If you provide products or services, do you ever feel compelled to turn down work because a new prospect is in competition with a current client? Does the physical distance between the two companies matter? Does it matter what you're offering them? Does it matter if they may offer similar products and services but to different groups?
These questions had been bubbling to the top here at flyte for quite some time, and just recently a couple of situations made us take stock of how we handle these situations. I talked to our current clients in these situations and asked them how they felt. Neither was thrilled with the idea that I would be working with their competitors, but neither wanted to stymie my ability to do work and thrive in this economy.
Previously, I had one client who didn't want us to work with anyone else in their industry in Maine (which is tough), and on the other side of the spectrum, I have clients who want us to have experience in their industry, even if it means we're helping their competition.
As I often do, I threw the question to my contacts and others on LinkedIn: How do you handle working with clients who compete against each other?
I got some amazing answers from a wide variety of people. Here are some of my favorite quotes, but I do recommend that if you've been struggling with this, that you check out the entire thread:
There is no inherent conflict in providing SEO consulting for competitors that I can see. The only time that I would worry about a conflict in a vertical is if you use proprietary information or confidential information about one client to help another. —William Thomas
My gut tells me that their competition is not really your problem. You treat each client with equal respect and offer equal service and it's really none of their business who you do business with. A client should have no right to tell you who you can and cannot do business with, so I say no to the premium since you should have the right to do business with whomever you choose. —Steve Clifton
Because Blue Moon is a small firm, we've avoided the issue by giving ALL clients exclusives: as long as we're working with an organization, we won't work with any competing organizations in that market. This helps us set ourselves apart from larger firms – and keeps life interesting! —Alex Hayes
My view is that there isn't any conflict because you're not using inside knowledge to help the other. The seo, smm and website process is similar no matter who the client is.
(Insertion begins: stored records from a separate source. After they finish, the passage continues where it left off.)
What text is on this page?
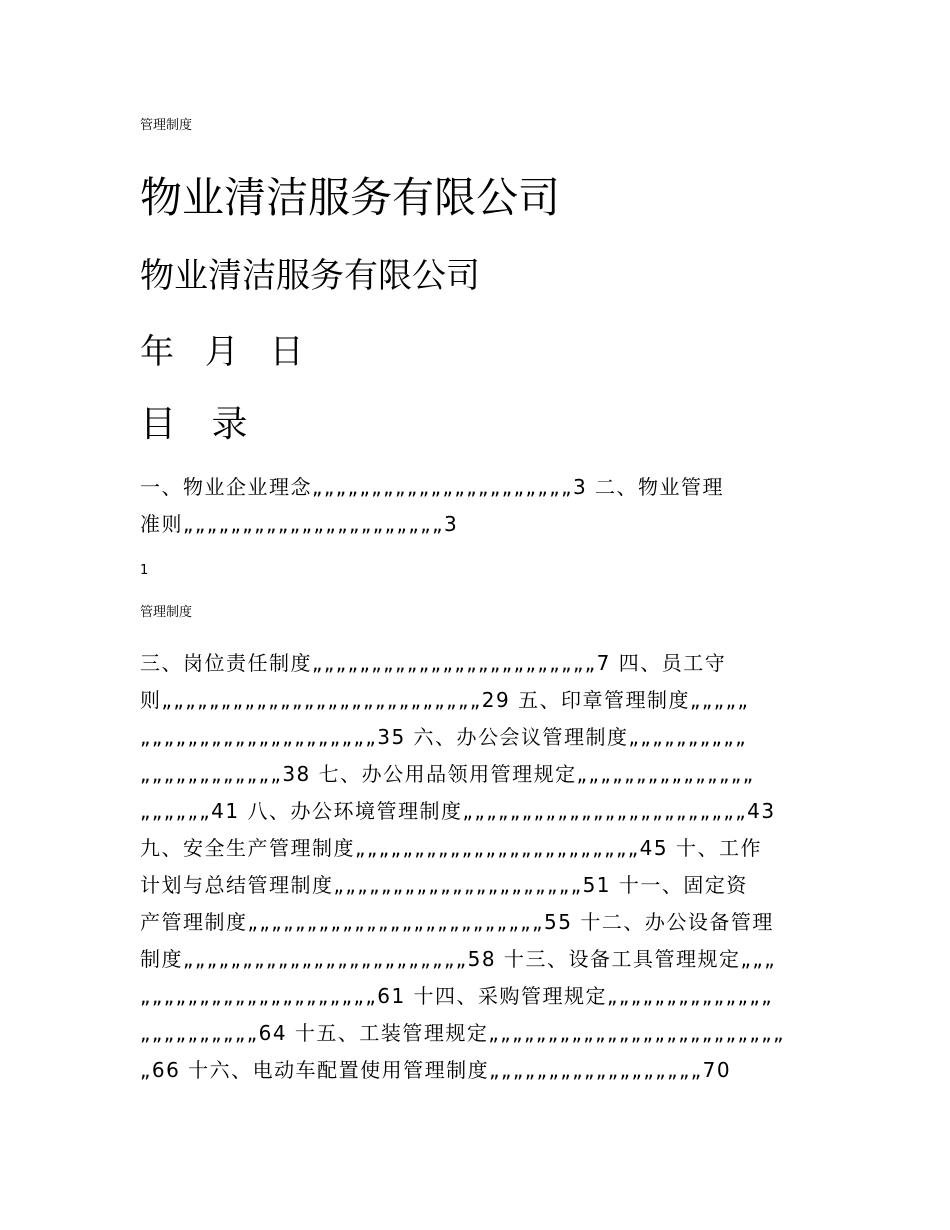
管理制度
物业清洁服务有限公司
物业清洁服务有限公司
年 月 日
目 录

一、物业企业理念„„„„„„„„„„„„„„„„„„„„„„3 二、物业管理
准则„„„„„„„„„„„„„„„„„„„„„„3

1
管理制度

三、岗位责任制度„„„„„„„„„„„„„„„„„„„„„„„„7 四、员工守
则„„„„„„„„„„„„„„„„„„„„„„„„„„„29 五、印章管理制度„„„„„
„„„„„„„„„„„„„„„„„„„„35 六、办公会议管理制度„„„„„„„„„„
„„„„„„„„„„„„38 七、办公用品领用管理规定„„„„„„„„„„„„„„„
„„„„„„41 八、办公环境管理制度„„„„„„„„„„„„„„„„„„„„„„„„43
九、安全生产管理制度„„„„„„„„„„„„„„„„„„„„„„„„45 十、工作
计划与总结管理制度„„„„„„„„„„„„„„„„„„„„„51 十一、固定资
产管理制度„„„„„„„„„„„„„„„„„„„„„„„„„55 十二、办公设备管理
制度„„„„„„„„„„„„„„„„„„„„„„„„58 十三、设备工具管理规定„„„
„„„„„„„„„„„„„„„„„„„„61 十四、采购管理规定„„„„„„„„„„„„„„
„„„„„„„„„„64 十五、工装管理规定„„„„„„„„„„„„„„„„„„„„„„„„„
„66 十六、电动车配置使用管理制度„„„„„„„„„„„„„„„„„„70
The advantage to you in working with several clients in one industry is a better understanding of how it works, identifying keywords etc. If you ask enough questions,dig deep enough (which Im sure you do) you'll find one area that is unique for each client that you can leverage and build on for their marketing. —Stacie Chalmers
We have a unique situation where we offer email marketing software (private label and public) to business and ad agencies. We don't do any exclusives, but we obviously don't share trade secrets. We simply feel we offer a service that companies can use, even if they're in competition with each other. —Josh Nason
The non-compete is always a difficult call because while it does limit business growth, it can also result in undo/unwarranted client paranoia. Charging a premium — or fee for category exclusivity — is an option but also opens you up to greater fee scrutiny. —Chris Kast
What is the cost to your business of the exclusivity? that's probably of no concern to your client, however, but an issue for you as business owner. —Lynnelle Wilson
Initially, you have to ask yourself if the two clients are vying for the same consumer in the same markets. If the services/products are the same, but the consumers are different, then I don’t see any conflict. If, however, both clients are trying to attract the same consumers, in the same market, with the same products/services, then you have a potential conflict. —Dave Wood
I encourage clients to think of competitors as someone to work with rather than against. —Rhonda Hess
There really doesn't seem to be one right answer, and the type of service you offer definitely figures into how you view this situation. What's your take on this? How do you handle similar situations in your own business?